There was a time in my life where I could call up a couple of friends with a wild idea, grab my handheld camcorder and make a short film in an evening or a weekend. It was a freewheeling, fly-by-the-seat-of-your-pants style of filmmaking that prioritized creative freedom over everything else — including scripts, plot, lighting, sound — and it’s what allowed Obscure Studios, the film company I founded and ran with a few friends, to rack up well over 100 videos in just two years.
After moving from Arizona to Washington and away from my cadre of usual collaborators, filmmaking took a backseat to my writing and other creative pursuits. Last year, with the 10th anniversary of our minor hit, Reilly’s Dorm, looming, I had the chance to travel back to Northern Arizona. There, I carved out a couple of hours with my go-to partner in crime, the incomparable Will McDonald, to write and shoot a brand new short film.
We were a little rusty, but five years between short films can do that. We cooked up a story outline at my favorite coffee shop and the next morning, filmed the opening and closing scenes of the film in the Airbnb where we were staying and the woods behind Will’s house.
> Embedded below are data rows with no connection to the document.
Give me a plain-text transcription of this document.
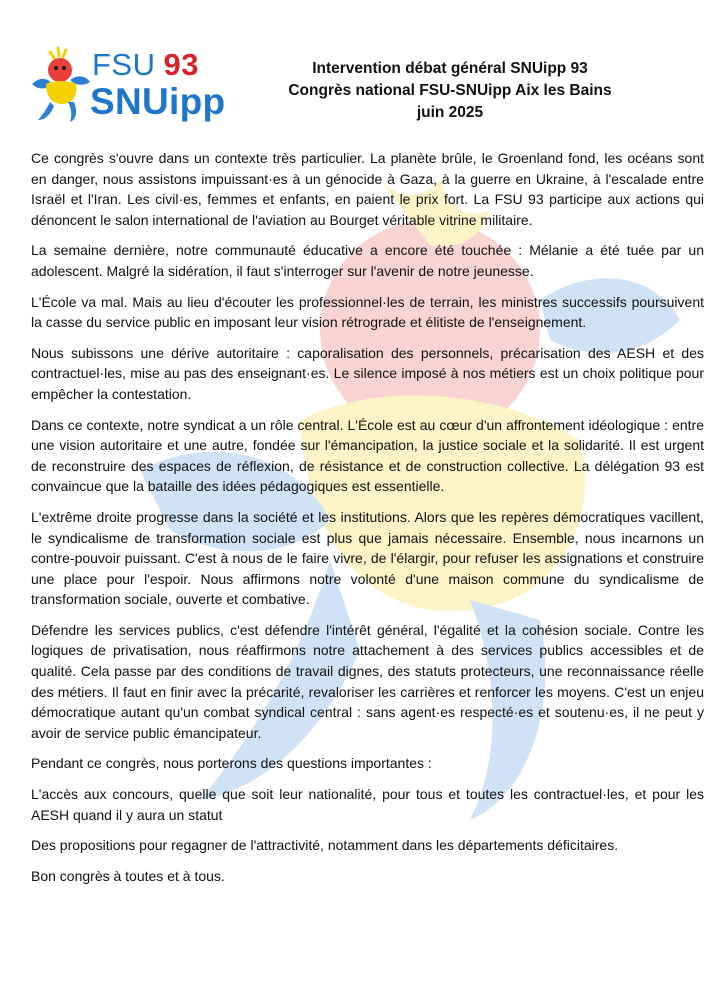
FSU 93
SNUipp
Intervention débat général SNUipp 93
Congrès national FSU-SNUipp Aix les Bains
juin 2025

Ce congrès s'ouvre dans un contexte très particulier. La planète brûle, le Groenland fond, les océans sont en danger, nous assistons impuissant·es à un génocide à Gaza, à la guerre en Ukraine, à l'escalade entre Israël et l'Iran. Les civil·es, femmes et enfants, en paient le prix fort. La FSU 93 participe aux actions qui dénoncent le salon international de l'aviation au Bourget véritable vitrine militaire.

La semaine dernière, notre communauté éducative a encore été touchée : Mélanie a été tuée par un adolescent. Malgré la sidération, il faut s'interroger sur l'avenir de notre jeunesse.

L'École va mal. Mais au lieu d'écouter les professionnel·les de terrain, les ministres successifs poursuivent la casse du service public en imposant leur vision rétrograde et élitiste de l'enseignement.

Nous subissons une dérive autoritaire : caporalisation des personnels, précarisation des AESH et des contractuel·les, mise au pas des enseignant·es. Le silence imposé à nos métiers est un choix politique pour empêcher la contestation.

Dans ce contexte, notre syndicat a un rôle central. L'École est au cœur d'un affrontement idéologique : entre une vision autoritaire et une autre, fondée sur l'émancipation, la justice sociale et la solidarité. Il est urgent de reconstruire des espaces de réflexion, de résistance et de construction collective. La délégation 93 est convaincue que la bataille des idées pédagogiques est essentielle.

L'extrême droite progresse dans la société et les institutions. Alors que les repères démocratiques vacillent, le syndicalisme de transformation sociale est plus que jamais nécessaire. Ensemble, nous incarnons un contre-pouvoir puissant. C'est à nous de le faire vivre, de l'élargir, pour refuser les assignations et construire une place pour l'espoir. Nous affirmons notre volonté d'une maison commune du syndicalisme de transformation sociale, ouverte et combative.

Défendre les services publics, c'est défendre l'intérêt général, l'égalité et la cohésion sociale. Contre les logiques de privatisation, nous réaffirmons notre attachement à des services publics accessibles et de qualité. Cela passe par des conditions de travail dignes, des statuts protecteurs, une reconnaissance réelle des métiers. Il faut en finir avec la précarité, revaloriser les carrières et renforcer les moyens. C'est un enjeu démocratique autant qu'un combat syndical central : sans agent·es respecté·es et soutenu·es, il ne peut y avoir de service public émancipateur.

Pendant ce congrès, nous porterons des questions importantes :

L'accès aux concours, quelle que soit leur nationalité, pour tous et toutes les contractuel·les, et pour les AESH quand il y aura un statut

Des propositions pour regagner de l'attractivité, notamment dans les départements déficitaires.

Bon congrès à toutes et à tous.
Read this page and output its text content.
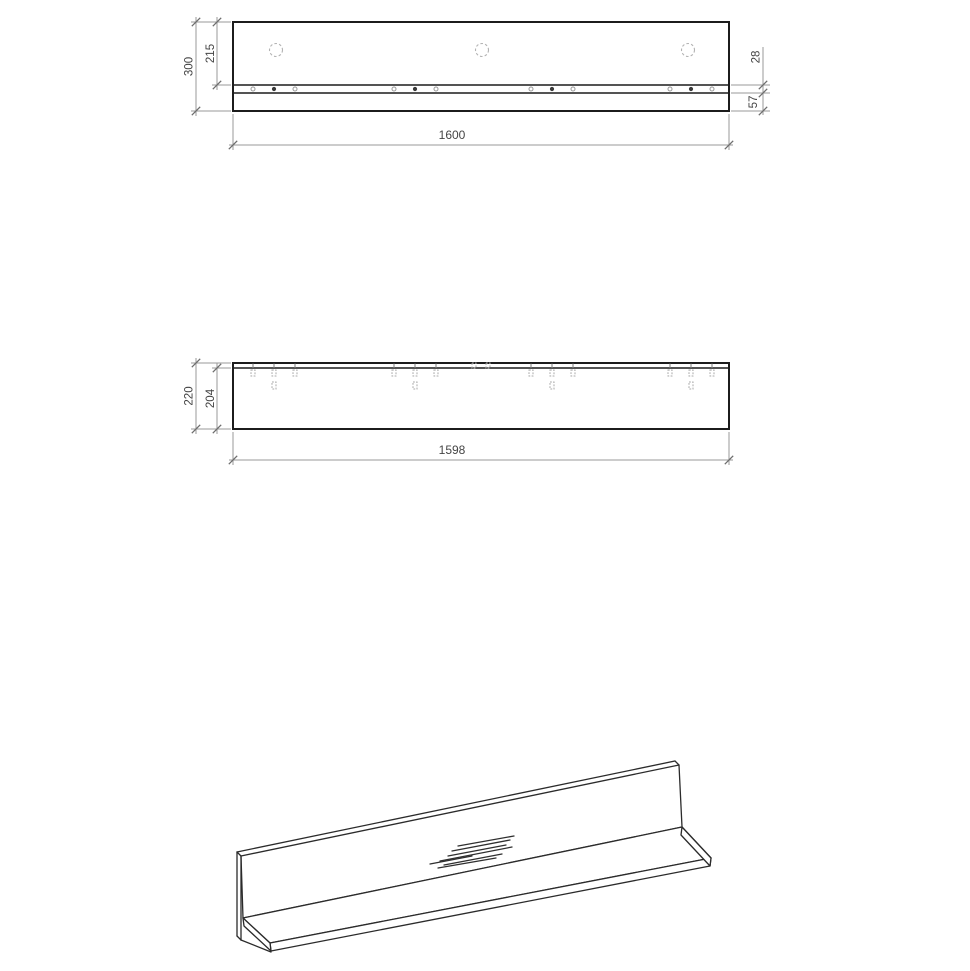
300
215	28
57
1600
220 204
1598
That afternoon, we set up shop in the basement of Theatrikos, Flagstaff’s community theater and a longtime support of Obscure Studios. We rigged up a lighting setup, cobbled together a campy alien costume for me to wear, and filmed the scenes that make up the heart of the film, as well as a quick promo video.
And that’s all we had time for. We left straight from the theater to catch our flight back to the PNW and dove into a remodel of our house a few days later. It wasn’t until January that I remembered the footage that was waiting on my iPhone’s hard drive.
Over the course of a few weeks, I pieced together the shots we’d captured that summer day. I was pleasantly surprised to see how good most of it was and how well the pieces fit into place. I played around with audio effects to give my voice an unearthly quality, tossed in a couple of visual and lighting effects, and added a 1914 public domain recording of “Stay Down Where You Belong” by Arthur Fields, slowed down to 10% of its regular speed as the soundtrack (I had originally planned to perform my own synthesizer music, but I quickly remembered that I’m not very musically talented, so only a few notes made it into the final cut).
Overall, I’m really happy with how “As Seen On TV” turned out. Much of the credit goes to Will, a fantastic actor who’s immediately likeable on screen and blessed with impeccable comedic timing. And of course, I would be remiss if I didn’t mention my inspiration: my lovely wife who said, “You and Will should really make a movie while we’re in town” and provided both an unplanned cameo and makeup/special effects assistance with the alien goo (aka dish soap).
Filmmaking is one of those things that demands so much time and attention to detail that you always feel exhausted at the end of a day of filming or editing. But, as soon as you see the final product, a dose of endorphins convince you that the sweat and tears were all worth it and all you want to do is make another and another. Making “As Seen On TV” makes me want to break out my camera and tell more stories, so don’t be surprised if you see more in the coming months and years. I feel a renaissance coming.